Dalam 1 bulan, kita totalkan saja penggunaan kuota internet untuk 1 anak adalah 10 GB. Harga kuota 10 GB di salah satu provider internet adalah Rp73.000. Nah, bagaimana bila anak-anak yang bersekolah di sebuah keluarga ada 3-4 orang?
1 anak SD, 1 anak SMP, 1 anak SMA dan 1 anak sedang kuliah. Kalau kita kalikan 73.000 dengan 4 orang anak, maka orangtua harus mengeluarkan uang tambah sebesar Rp292.000/bulan. Ini di luar jajan anak beli bakso, sate dan es cream, kan?
Barangkali, bagi anak-anak yang selama ini sering nonton Youtube, sering rusuh di Twitter, hingga sering update story di Instagram, kuota mereka tak terbatas karena sudah ada WiFi di rumah.
Tapi, bagaimana dengan nasib orangtua yang tadi saat masak telur saja sudah dipotong-potong hingga 6 bagian? Sedihlah kita, prihatin juga. Maka dari itulah, keluh kesah orangtua terhadap belajar online tidak pernah putus berkeliaran di media-media online.

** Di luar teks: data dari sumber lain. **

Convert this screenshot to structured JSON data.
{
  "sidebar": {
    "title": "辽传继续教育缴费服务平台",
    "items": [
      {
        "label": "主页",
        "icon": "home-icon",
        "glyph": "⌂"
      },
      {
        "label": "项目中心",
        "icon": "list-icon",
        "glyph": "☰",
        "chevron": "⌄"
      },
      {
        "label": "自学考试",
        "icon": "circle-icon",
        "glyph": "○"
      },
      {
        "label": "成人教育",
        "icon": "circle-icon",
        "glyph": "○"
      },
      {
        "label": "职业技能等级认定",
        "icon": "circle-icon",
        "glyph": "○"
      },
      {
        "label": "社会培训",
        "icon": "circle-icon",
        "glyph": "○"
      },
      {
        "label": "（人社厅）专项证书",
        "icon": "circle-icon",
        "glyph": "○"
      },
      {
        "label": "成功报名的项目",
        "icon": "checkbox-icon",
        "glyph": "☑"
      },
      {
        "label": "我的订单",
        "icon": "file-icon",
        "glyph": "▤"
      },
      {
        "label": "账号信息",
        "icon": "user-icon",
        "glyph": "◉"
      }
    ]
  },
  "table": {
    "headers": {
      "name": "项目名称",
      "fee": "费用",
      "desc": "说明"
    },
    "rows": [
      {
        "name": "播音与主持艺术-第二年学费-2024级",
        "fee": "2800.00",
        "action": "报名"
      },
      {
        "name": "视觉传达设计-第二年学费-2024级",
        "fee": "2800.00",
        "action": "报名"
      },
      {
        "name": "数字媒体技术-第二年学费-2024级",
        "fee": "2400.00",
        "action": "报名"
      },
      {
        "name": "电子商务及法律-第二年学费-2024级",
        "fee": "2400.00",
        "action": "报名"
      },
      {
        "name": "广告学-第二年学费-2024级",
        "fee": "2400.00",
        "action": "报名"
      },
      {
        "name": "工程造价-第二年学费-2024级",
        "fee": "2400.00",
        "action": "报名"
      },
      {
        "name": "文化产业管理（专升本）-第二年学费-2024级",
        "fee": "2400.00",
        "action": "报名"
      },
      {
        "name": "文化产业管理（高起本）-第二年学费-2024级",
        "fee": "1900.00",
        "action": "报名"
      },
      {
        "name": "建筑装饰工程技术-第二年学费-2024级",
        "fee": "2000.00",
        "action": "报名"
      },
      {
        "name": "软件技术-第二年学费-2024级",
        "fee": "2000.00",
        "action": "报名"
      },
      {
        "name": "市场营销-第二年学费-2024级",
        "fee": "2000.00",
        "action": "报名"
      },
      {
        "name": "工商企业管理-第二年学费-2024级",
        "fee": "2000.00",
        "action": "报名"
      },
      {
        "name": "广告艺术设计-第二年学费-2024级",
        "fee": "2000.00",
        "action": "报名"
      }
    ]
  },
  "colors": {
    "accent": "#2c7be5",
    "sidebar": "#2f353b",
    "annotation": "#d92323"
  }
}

Bahkan, kenyataan yang terjadi hari ini malah lebih pahit lagi daripada hitung-hitungan di atas tadi. Semalam, saya sempat menanyai salah seorang murid SMA yang bersekolah di SMA Favorit.
Dia seorang perempuan, punya 1 orang adik yang tahun ini baru masuk SMA, dan 1 kakak yang sedang kuliah di luar provinsi.
Karena murid perempuan ini jauh dari sekolah, ia pun mengontrak di desa dekat sekolah. Adiknya juga demikian. Masing-masing biaya kontrakan mereka adalah 4,5 juta dan 5 juta.
Dia menuturkan, saat belajar online, sebenarnya kuota yang digunakan tidaklah sampai 10GB/bulan. Tapi, karena untuk buat tugas diperlukan jelajah Google pula, akhirnya dia membeli kuota 32GB/bulan.
Bisa kita bayangkan! Sudah ngontrak, butuh kuota internet besar, kemudian punya 2 saudara kandung yang juga masih sekolah. Dan, setelah saya tanyakan lebih lanjut, ternyata orangtuanya hanya berprofesi sebagai agen kopi sekaligus petani sederhana saja.
Sungguh hebat orangtuanya bisa menyekolahkan 3 anak sekaligus dalam waktu yang bersamaan. Biayanya pun sudah cukup memusingkan kepala.